Grilled Eggplant and Shallot Relish with Tamarind
Makes about 3 cups
Adapted from Cracking the Coconut, by Su-Mei Yu.
¼ cup tamarind pulp (about 2½ ounces; sold at Asian markets)
10 medium shallots, unpeeled
1 head garlic, unpeeled
2 medium serrano chilies
2 medium globe or 4 medium Japanese eggplants, about 2 pounds, poked with a fork in several spots
2 tablespoons fish sauce (nam pla or nuoc mam)
1 tablespoon lime juice
In a small nonreactive saucepan over medium heat, bring the tamarind pulp and ½ cup water to a simmer, stirring and mashing the tamarind to break it down, about 4 minutes. Off heat, steep tamarind pulp in water until completely softened, about 20 minutes. Strain the mixture into a small nonreactive bowl, pressing on the solids to release as much puree as possible (you should have about 5 tablespoons). Cover and set aside.
Meanwhile, prepare a medium-hot fire in a charcoal grill or preheat a gas grill on high for 15 minutes. (If using gas, adjust burners to medium-high.) Grill the shallots, garlic, chilies, and eggplants, turning occasionally, until vegetables are softened and skins are charred, 10 to 12 minutes for the shallots, garlic, and serranos, and about 25 minutes for the eggplants (eggplant should be very soft). When cool enough to handle, squeeze the shallots and garlic from the charred skins and set aside, scrape the charred skin from the chilies and remove seeds, if desired. Halve the eggplants lengthwise and scoop the flesh into a fine mesh strainer set over a bowl or in a sink to drain; you should have about 2 cups (discard the skins). With a large spoon or flexible spatula, gently fold the eggplant in the strainer until liquid has nearly stopped dripping from the strainer, about 3 minutes.
In a food processor or blender, pulse shallots to chop finely, scraping down sides as necessary. Add the garlic, chilies, eggplants, tamarind pulp, fish sauce, and lime juice, and pulse to combine, scraping down sides as necessary. Scrape the mixture into a bowl, add pepper to taste, adjust seasoning with fish sauce and lime juice, if necessary, and serve.
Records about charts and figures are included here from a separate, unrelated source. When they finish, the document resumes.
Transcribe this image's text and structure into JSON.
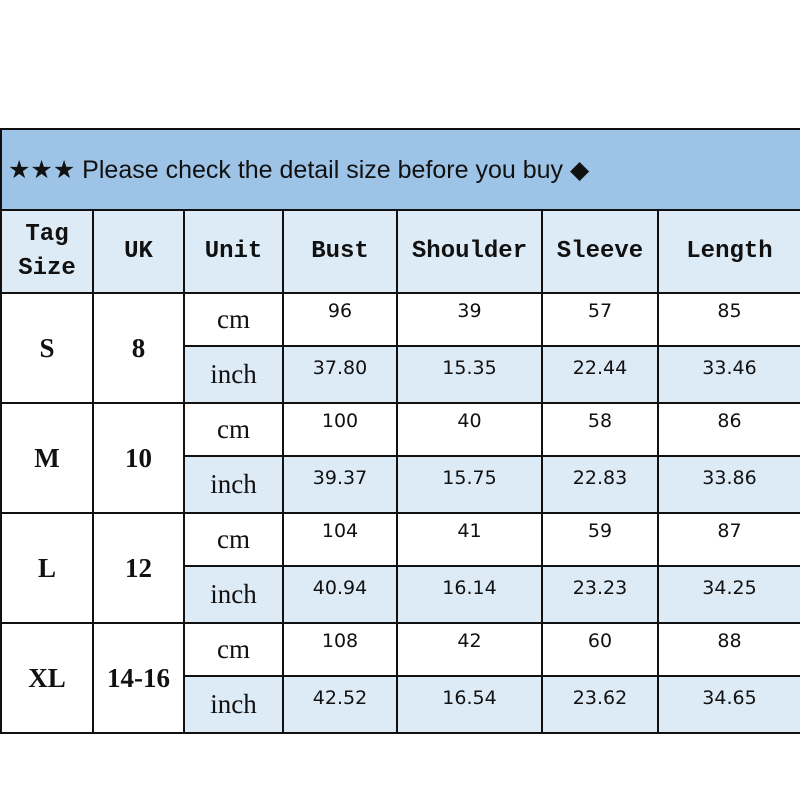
{
  "title": "★★★ Please check the detail size before you buy ◆",
  "headers": [
    "Tag Size",
    "UK",
    "Unit",
    "Bust",
    "Shoulder",
    "Sleeve",
    "Length"
  ],
  "colors": {
    "title_bg": "#9dc3e6",
    "header_bg": "#ddebf7"
  },
  "sizes": [
    {
      "tag": "S",
      "uk": "8",
      "cm": [
        "96",
        "39",
        "57",
        "85"
      ],
      "inch": [
        "37.80",
        "15.35",
        "22.44",
        "33.46"
      ]
    },
    {
      "tag": "M",
      "uk": "10",
      "cm": [
        "100",
        "40",
        "58",
        "86"
      ],
      "inch": [
        "39.37",
        "15.75",
        "22.83",
        "33.86"
      ]
    },
    {
      "tag": "L",
      "uk": "12",
      "cm": [
        "104",
        "41",
        "59",
        "87"
      ],
      "inch": [
        "40.94",
        "16.14",
        "23.23",
        "34.25"
      ]
    },
    {
      "tag": "XL",
      "uk": "14-16",
      "cm": [
        "108",
        "42",
        "60",
        "88"
      ],
      "inch": [
        "42.52",
        "16.54",
        "23.62",
        "34.65"
      ]
    }
  ],
  "units": {
    "cm": "cm",
    "inch": "inch"
  }
}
Thai-Inspired Cucumber salad
8 large cucumbers, peeled, halved lengthwise, seeded, and thinly sliced
2/3 cup distilled white vinegar
3 tablespoons sugar
1 2-inch piece fresh ginger, peeled and smashed
2 medium shallots, peeled and very thinly sliced (about 2/3 cup)
1 medium serrano chili, seeded if desired, minced (about 1 tablespoon)
2 tablespoons chopped cilantro leaves
Toss the cucumbers with 1 tablespoon salt in a strainer or colander set over a bowl, then drain for at least 1 hour under a weight (I fill a large zipper bag about halfway with water and use that). Rinse the cucumbers and dry well with paper towels, transfer to a medium bowl, cover, and refrigerate until ready to use.
Meanwhile, in a small saucepan over medium-high heat, bring 2/3 cup water, the vinegar, sugar, ginger, and a pinch of salt to a boil, stirring occasionally to dissolve the sugar. Adjust heat to medium and simmer, stirring occasionally, to reduce slightly, about 15 minutes. Set the dressing aside off heat to cool to room temperature; when cool, remove and discard ginger.
In a medium bowl, combine the cucumbers, shallots, chili, cilantro, and dressing, and toss to combine. Taste the salad, adjust the seasoning with salt, if necessary, and serve at once.